The keywords being used to.

Before Spike, before the Bebop- things were a lot simpler. She was alone, and that meant minimal unexpected events stemming from other people’s actions. All she had were herself and her ship to worry about (and her debt: huge, ever-present, and breathing down her neck). She didn’t involve herself in unnecessary trouble, and when trouble found her anyway, she used her feminine charm (and sometimes her gun) to turn the situation from deadly to profitable. She never stayed anywhere too long, never let anyone too close (except maybe for information and/or blackmail), and never did anything for anyone else’s sake.

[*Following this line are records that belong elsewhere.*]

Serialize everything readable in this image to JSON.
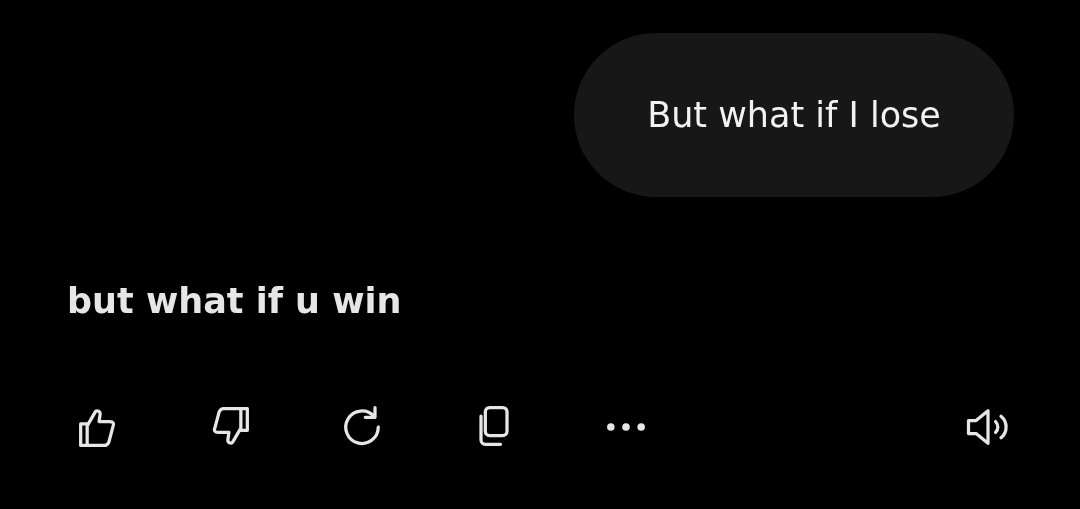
{
  "user_message": {
    "text": "But what if I lose"
  },
  "assistant_message": {
    "text": "but what if u win"
  }
}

If Faye was still lying to herself, she would say that it was the perfect life. She’d stick to her philosophy that feeling lonely in a group is worse than being truly alone. But she isn’t, and yeah, it sucked. It was heart-achingly, mind-numbingly lonely to have no one and nowhere to go to. But she buried that misery, because she told herself that it's what she had to do to survive in this world- a world she was suddenly thrown into without memory of a life before.

She had to make it on her own. As few personal attachments as possible, no emotional bias to slip past her defenses. She had made that mistake only once before, with dreamy eyebrow guy, and she continues to pay for it. She would not be used again.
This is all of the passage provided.